Prison advocacy: Property theft by staff

TPI is posting advocacy letters we have written to provide examples of violence against persons in prison, primarily against trans and queer persons in Texas prisons. Personal identifying information has been removed for all incarcerated persons, and named staff or other persons causing harm is removed on a case by case basis.

Content warning: Some of these letters describe threats and incidents of violence that may be disturbing. We will note whether each letter is considered a low, moderate, or high risk for being disturbing. We consider this letter to be low risk.

Property issues may seem to be of little significance to persons on the outside, but in prison, your property can be an important link to feeling human in a greatly dehumanizing environment. Property handling also becomes a kind of proxy power struggle between incarcerated persons and staff because staff have many opportunities to confiscate and destroy property, so winning property battles can be a significant personal victory, one that helps a person feel seen and acknowledged as a human being.

In this case, a trans woman follows all TDCJ policy concerning inquiries about property being sent from one prison to another when she was transferred. Even with clear documentation that TDCJ was in possession of her property and obviously lost it somewhere during the shipment, TDCJ refused all accountability, claiming she did not provide proof of ownership, when the subject had clearly stated she had receipts and paperwork for all items missing.

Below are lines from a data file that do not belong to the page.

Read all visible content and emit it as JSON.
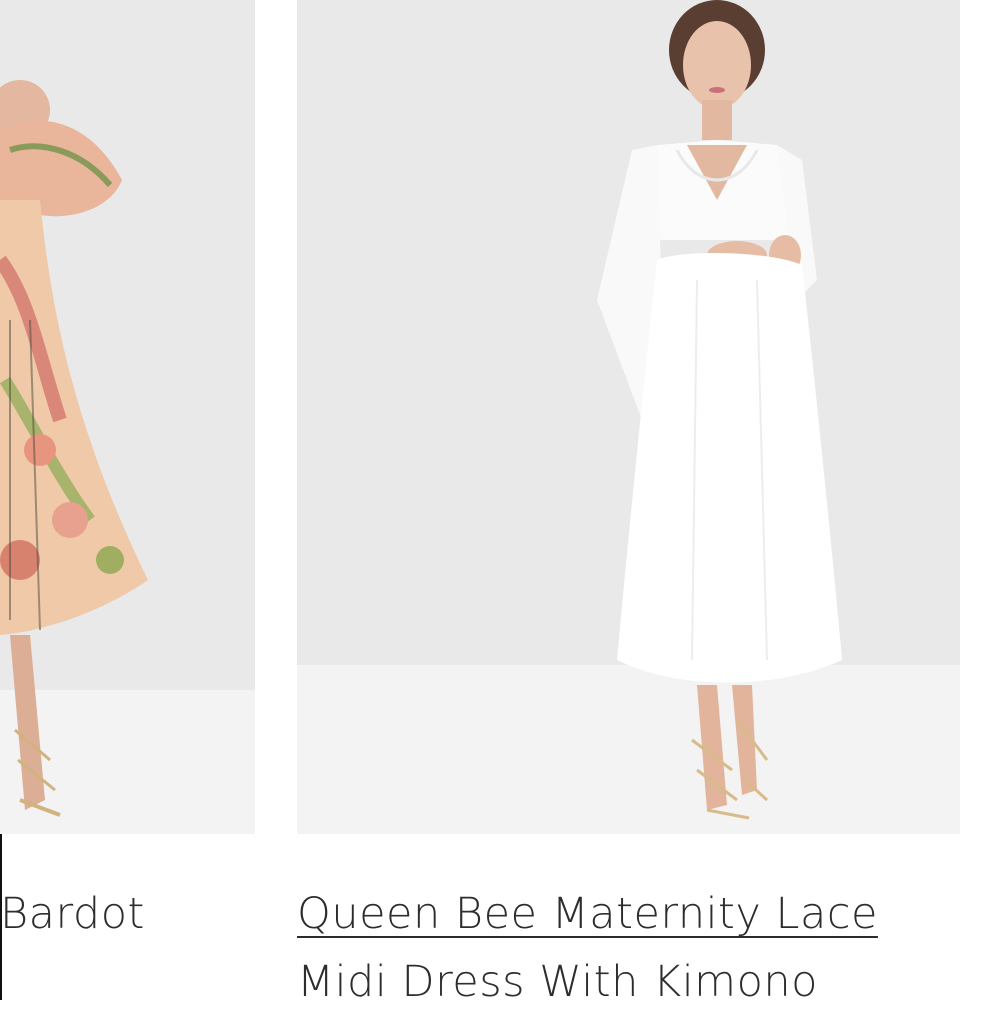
{
  "products": [
    {
      "id": "left",
      "title_fragment": "Bardot",
      "image_alt": "floral print bardot midi dress"
    },
    {
      "id": "right",
      "title_line1": "Queen Bee Maternity Lace",
      "title_line2": "Midi Dress With Kimono",
      "image_alt": "white maternity lace midi dress with kimono sleeves"
    }
  ],
  "colors": {
    "photo_background": "#e9e9ea",
    "floor": "#f4f4f4",
    "text": "#2d2d2d"
  }
}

This advocacy attempt also illustrates an important secondary purpose of advocacy: pushing prison agencies for responses gets them to reveal operational problems. As part of our complaint, we cited the Civil Rights of Institutionalized Persons Act (CRIPA), which outlines basic civil rights afforded persons in prisons. Among those are the right to review of their grievances, and the right to have timely responses to grievances. CRIPA states that the entire grievance process should be completed within 180 days; the subject of the complaint had yet to get a response to her Step 2 grievance after almost 220 days.

TDCJ responded to the allegation of CRIPA violations that they consulted with the TDCJ Office of General Counsel, which “advised the federal law to which you refer is a voluntary procedure in which states may avail themselves of, if they so choose. Currently, Texas has not chosen to do so.”

It is true that no specific penalties are defined under CRIPA for non-compliance, but that does not make a federal law subject to only “voluntary” compliance. And that opinion misrepresents CRIPA. The act gives the US Attorney General the right to take legal action against any party responsible for human confinement when the AG determines the failure to comply with CRIPA deprives “such persons of any rights, privileges, or immunities secured or protected by the Constitution or laws of the United States causing such persons to suffer grievous harm, and that such deprivation is pursuant to a pattern or practice of resistance to the full enjoyment of such rights, privileges, or immunities.”

In the 2021 Texas legislative session, HB 1598 and SB 1980 proposed creating a new independent ombudsman office separate from TDCJ as an oversight agency. TDCJ seems to have responded by creating their own “independent” ombudsman office, which we are directly addressing in this letter, probably to make the argument that an actual independent agency is not needed because they already have a supposedly independent oversight group. Nothing could be further from the truth. Most of TPI’s responses from the “independent” ombudsman simply repeat the findings (and excuses) of staff at the units where the incidents occurred.